Wednesday 3 November 2010

Portway, Plaistow.

Through the cracks in your eyelids you look at the room. All the night condensed into a cupful of cinders.

There is the phosphor of a lit TV in a room full of sleeping strangers. Everyone becomes strange when they are asleep. All the wrinkles of foreheads and lines round the mouths and all the wide eyes of the wide-awake days have disappeard with the chorus of catarrah in the lungs and the limp muscles of quiet people.

We are all ageless when we sleep. Our faces become unlined and smooth and depthless and timeless, but there is age there in the set of the face and the lapse of the body, and all the joys and sadness and cares of our lives so far resting in the set of the jaw and the upturn of a soft palm holding an unshaven chin.

There are coiled bodies under makeshift quilts of coats and jackets.

There is one of us reading quietly by the light of a tungsten filament, in a 40 watt peach bulb, in a calico lampshade.

The shadows of dark hair fall around the book and there is the leaf-rustle of a turned page. The title is invisible, turned as it is away from the light. A furrow in his bottom lip is lined with dried blood. There is a faint smudge of moisture on his palm where the sweat of the night has settled, and his thumb traces his jaw-line.

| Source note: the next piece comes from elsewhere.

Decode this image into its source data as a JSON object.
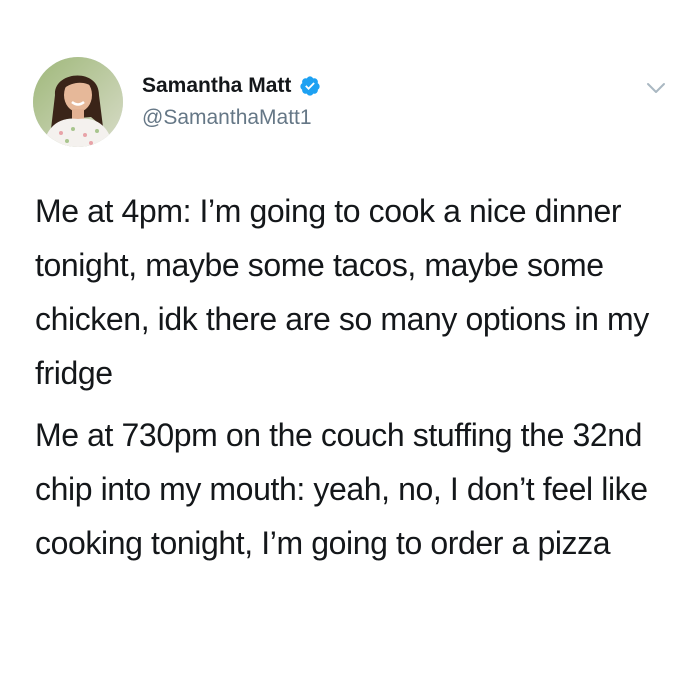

What news could reach us under the heavy warmth of so much silence? What tragedies could harm us under the net of narcosis? The man on the BBC murmurs reassuringly as flames rain down in the pictures behind his back. The slushy sibilants and faint Hampshire burr clash gently with the mugshots of pig-eyed close-cropped men in a police ident.

The electricity ran out at 4am when the bare bulb went dark, so we trickled coins into the meter and someone put the heating on and we fell asleep. One by one, people lay down where they sat, or slouched into limb-caverns, or slumped cross-legged on the floor. Your eyes wander over the recesses of dark-grained jaws and pale fore-arms clasped around skulls and shoulder-blades. Candle wax pools under globes of flame from four tea-lights on the mantelpiece.

Somewhere upstairs is the moan of a turning sleeper, and the faint hiss of Once In A Lifetime by Talking Heads singing to itself on repeat.

You join up the pontillist cigarette burns on the muted shine of the walnut table, pale scratches in the finish like ochre whorls in an Aranda painting. There is an armadillo frozen mid-trot and the arc of an oak bough in the patterns before your mind fills up with white noise.

He is dreaming now. You can see it in the tensile framing of the face and the ripple of eyelids. All the spangled lights of chemicals nights when he was awake have dissolved into the creamy foam of the waters of the Bosphorus and the sky-drift of souk smoke as a single dreary Serbian strikes up the liturgy to himself under a soft sky. There is a velvet smell of incense and hot frying oil and diesel as the sun comes up and the dawn begins to settle on your skin. The faintest tremor of the District line morphs into the bass note of a cruise-ships horn. The Serbian raises his head to the papery clouds and exhales the ocean.

She is under a red-brick pavement and looking upwards through the lichen and dandelion fronds between the stones. There is the tread of boots and heels and the tension of insteps and the tottering of cautious walking-sticks and the rattle of pram wheels. She sleeps within her sleep and settles back into the clay.

He is walking on a Christmas morning on shale, with his eyes shrouded by saline mist. All there is the repititive crunch of shingle underfoot and the puff of lungs and the promise of the warmth of home, past the pier.

The morning broke around us and hibernal bodies unfolded as you and I snuck out the front door and walked out under a shadowing sky and ignited the days first roll-up. We walked to the shops quietly under thuggish clouds. I can't remember what we bought as we sifted through the flotsam of small-denomination coins we'd pinched from the living room table.

As we walked back, the rain shattered on our up-drawn hoods.

By the time we got back, people were stirring, and the kitchen was all fugged up with warming steam from the kettle as people sleepily placed their orders. Serried ranks of memorial tea-cups and discoloured sugar in a bone china pot. You fried eggs under a cobalt haze of oil with your back to me and rambled amiably and sighed repeatedly as I scalded my tongue happily with bitter unsweetened Nescafe.

From the living room, the murmur of voices, and we both smile as someone experimentally coughs the first line of Once In A Lifetime.